Über ein Jahr nach der Tat sagt der bayrische Innenminister Joachim
Herrmann (CSU) über den Täter: „Seine rassistischen Gedanken darf man nicht
ausklammern. Aber ob man deswegen das jetzt insgesamt als
rechtsextremistische Tat einstufen sollte, das scheint schon etwas gewagt.“
Und in der ARD-Talkshow „Maischberger“ erklärt die Kriminologin Britta
Bannenberg das „rücksichtslose, kompromisslose Töten“ mit einer
narzisstischen Persönlichkeitsstörung. Andere Ziele habe ein Amokläufer
nicht. Neben ihr sitzt sprachlos: Arbnor Segashi.

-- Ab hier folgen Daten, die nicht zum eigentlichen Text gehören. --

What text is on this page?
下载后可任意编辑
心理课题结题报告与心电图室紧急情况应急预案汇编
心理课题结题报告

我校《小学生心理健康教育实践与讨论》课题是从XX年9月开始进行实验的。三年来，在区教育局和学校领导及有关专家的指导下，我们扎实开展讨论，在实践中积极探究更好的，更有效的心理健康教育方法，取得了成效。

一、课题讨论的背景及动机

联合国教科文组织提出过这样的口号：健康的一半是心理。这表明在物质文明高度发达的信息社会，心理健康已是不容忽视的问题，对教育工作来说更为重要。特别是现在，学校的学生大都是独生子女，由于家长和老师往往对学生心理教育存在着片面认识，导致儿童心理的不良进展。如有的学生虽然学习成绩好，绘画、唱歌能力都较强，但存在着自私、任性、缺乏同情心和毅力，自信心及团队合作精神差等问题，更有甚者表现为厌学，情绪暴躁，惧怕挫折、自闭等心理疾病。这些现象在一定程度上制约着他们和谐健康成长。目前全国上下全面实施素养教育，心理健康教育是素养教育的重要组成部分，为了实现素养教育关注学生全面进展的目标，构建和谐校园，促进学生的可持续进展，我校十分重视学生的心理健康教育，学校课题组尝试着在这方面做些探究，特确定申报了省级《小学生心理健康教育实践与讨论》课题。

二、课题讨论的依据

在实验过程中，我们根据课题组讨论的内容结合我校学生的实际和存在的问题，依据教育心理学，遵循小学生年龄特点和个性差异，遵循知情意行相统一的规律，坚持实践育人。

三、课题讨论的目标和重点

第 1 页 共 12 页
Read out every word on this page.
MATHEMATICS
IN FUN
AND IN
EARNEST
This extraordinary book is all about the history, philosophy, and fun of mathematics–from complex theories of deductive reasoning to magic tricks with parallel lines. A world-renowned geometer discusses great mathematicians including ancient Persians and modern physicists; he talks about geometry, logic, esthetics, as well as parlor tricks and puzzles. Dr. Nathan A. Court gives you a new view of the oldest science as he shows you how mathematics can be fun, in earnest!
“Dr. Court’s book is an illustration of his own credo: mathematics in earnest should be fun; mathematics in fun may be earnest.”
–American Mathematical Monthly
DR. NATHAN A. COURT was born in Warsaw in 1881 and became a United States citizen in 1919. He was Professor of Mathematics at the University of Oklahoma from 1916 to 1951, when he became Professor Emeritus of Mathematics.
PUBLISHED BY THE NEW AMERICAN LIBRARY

In intimen Interviews schafft es Regisseur Vogel, die Gefühle sichtbar zu
machen, die die jahrelange öffentliche Verleugnung der rechtsextremen
Motive des Täters bei den Segashis und Leylas auslöst. Das unerfüllte
Bedürfnis nach Anerkennung. Die Wut, die die Leylas packt, wenn so getan
wird, als hätte es jedes Kind in Deutschland treffen können. Als wären
nicht bewusst ihre Kinder, mit den dunklen Haaren und braunen Augen,
ermordet worden.
Stattdessen dominiert zwischen 2016 und 2019 medial das Narrativ eines sich
von Ausländern gemobbt fühlenden psychisch kranken Täters. In diesem wird
das rassistische Attentat zum verständlichen Racheakt. Die Opfer werden auf
perfide Weise zu imaginierten Tätern.
## Im Internet radikalisierter rechter Täter
Die Dokumentation ist mehr Porträt als Analyse, ein empathischer Blick auf
den unmöglichen Versuch, einen Weg nach dem Tod des eigenen Kindes zu
finden. Unterbrochen werden Interviews, Alltagsbeobachtungen und Momente
des Gedenkens immer wieder von atmosphärischen Aufnahmen: Bilder von
Moosacher Wiesen, auf denen Kinder spielen, Wohnblöcken, menschenleeren
Turnhallen und Werksparkplätzen – eine fast meditative deutsche
Alltagskulisse, die kaum vermuten lässt, welcher Kampf sich hinter ihr
abspielt. Wie schwierig der Weg der Leylas und Segashis war, zeigt der
Vergleich zum Anschlag in Hanau 2020.
Die Anschläge von Hanau und München haben viel gemein. Jeweils neun Opfer
mit Migrationshintergrund, ein im Internet radikalisierter rechter Täter.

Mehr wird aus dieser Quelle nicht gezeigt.